Lawmakers close to striking bipartisan deal on phasing down hydrofluorocarbons
All kinds of strange things can happen in a lame-duck session — ahead of a White House transition no less — and apparently a bipartisan energy deal is among them.
Driving the news: Per multiple reports (like this Washington Examiner piece) and some of Axios' own sourcing, lawmakers are closing in on an agreement on a package that would be attached to an omnibus spending deal moving through Congress.
Why it matters: One major provision is an apparent deal on phasing down the use of hydrofluorocarbons, a very potent greenhouse gas used in refrigeration, air-conditioning and other applications.
- "We have made very good progress towards an agreement on HFC reduction," Sen. Chuck Schumer, the top Senate Democrat, said on the chamber's floor yesterday.
- He said it would be the "single biggest victory in the fight against climate change to pass this body in a decade."
The big picture: Per a draft reviewed by Axios and several reports, the overall measure contains a suite of provisions authorizing finance and overhaul of Energy Department programs to boost innovation and deployment of carbon removal tech, energy storage, renewables, nuclear and more.

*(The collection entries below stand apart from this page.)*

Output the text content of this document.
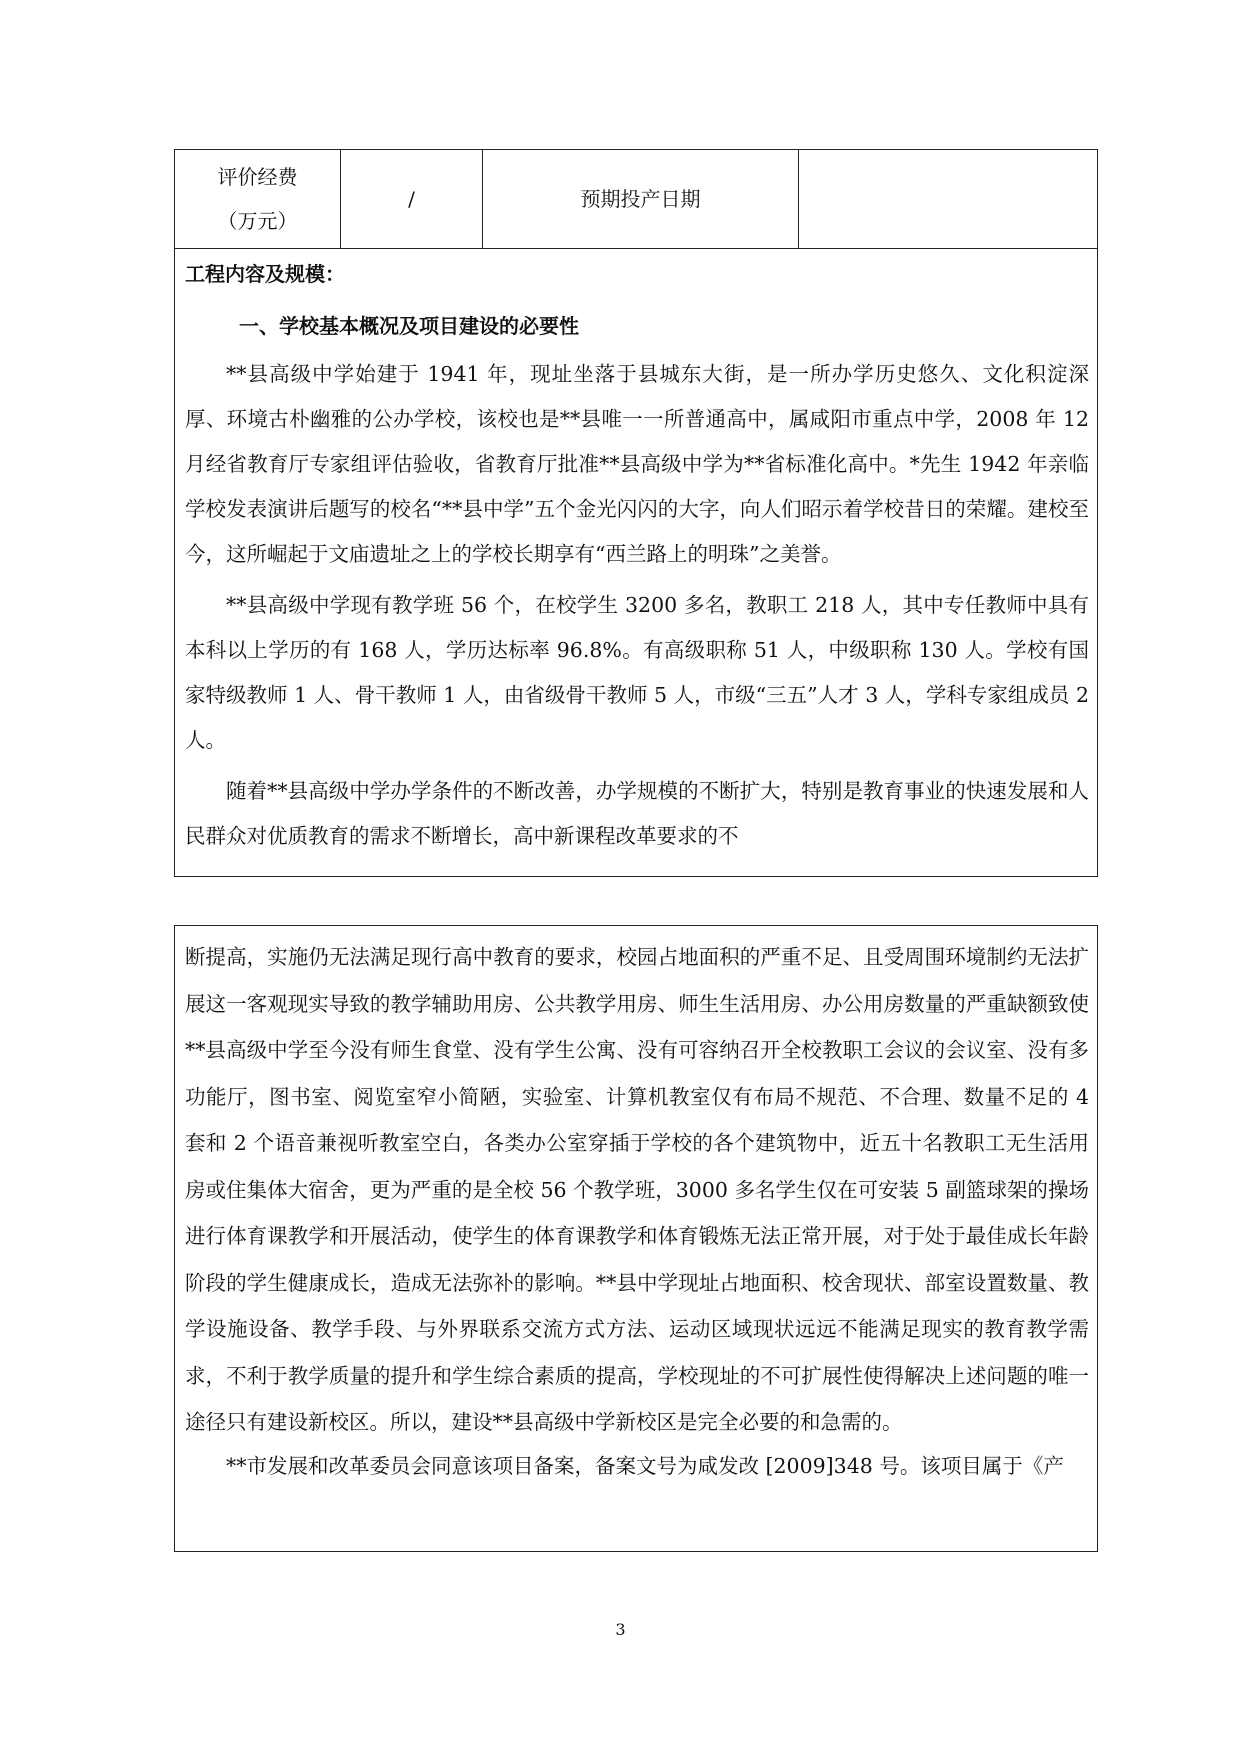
评价经费
（万元）
/	预期投产日期

工程内容及规模：

一、学校基本概况及项目建设的必要性

**县高级中学始建于 1941 年，现址坐落于县城东大街，是一所办学历史悠久、文化积淀深厚、环境古朴幽雅的公办学校，该校也是**县唯一一所普通高中，属咸阳市重点中学，2008 年 12 月经省教育厅专家组评估验收，省教育厅批准**县高级中学为**省标准化高中。*先生 1942 年亲临学校发表演讲后题写的校名“**县中学”五个金光闪闪的大字，向人们昭示着学校昔日的荣耀。建校至今，这所崛起于文庙遗址之上的学校长期享有“西兰路上的明珠”之美誉。

**县高级中学现有教学班 56 个，在校学生 3200 多名，教职工 218 人，其中专任教师中具有本科以上学历的有 168 人，学历达标率 96.8%。有高级职称 51 人，中级职称 130 人。学校有国家特级教师 1 人、骨干教师 1 人，由省级骨干教师 5 人，市级“三五”人才 3 人，学科专家组成员 2 人。

随着**县高级中学办学条件的不断改善，办学规模的不断扩大，特别是教育事业的快速发展和人民群众对优质教育的需求不断增长，高中新课程改革要求的不

断提高，实施仍无法满足现行高中教育的要求，校园占地面积的严重不足、且受周围环境制约无法扩展这一客观现实导致的教学辅助用房、公共教学用房、师生生活用房、办公用房数量的严重缺额致使**县高级中学至今没有师生食堂、没有学生公寓、没有可容纳召开全校教职工会议的会议室、没有多功能厅，图书室、阅览室窄小简陋，实验室、计算机教室仅有布局不规范、不合理、数量不足的 4 套和 2 个语音兼视听教室空白，各类办公室穿插于学校的各个建筑物中，近五十名教职工无生活用房或住集体大宿舍，更为严重的是全校 56 个教学班，3000 多名学生仅在可安装 5 副篮球架的操场进行体育课教学和开展活动，使学生的体育课教学和体育锻炼无法正常开展，对于处于最佳成长年龄阶段的学生健康成长，造成无法弥补的影响。**县中学现址占地面积、校舍现状、部室设置数量、教学设施设备、教学手段、与外界联系交流方式方法、运动区域现状远远不能满足现实的教育教学需求，不利于教学质量的提升和学生综合素质的提高，学校现址的不可扩展性使得解决上述问题的唯一途径只有建设新校区。所以，建设**县高级中学新校区是完全必要的和急需的。

**市发展和改革委员会同意该项目备案，备案文号为咸发改 [2009]348 号。该项目属于《产

3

- Here's a snippet of a detailed E&E News piece this morning: "In total, the bill would authorize $35.2 billion in research spending over the next decade. That includes more than a dozen demonstration projects on advanced nuclear reactors, energy storage and carbon capture technologies."
Yes, but: Bipartisan energy deals come around extremely rarely, so let's see if this actually happens.
- Roll Call reported last night that "House Democratic leadership had not delivered an official blessing of the energy deal" and that the situation is "fluid."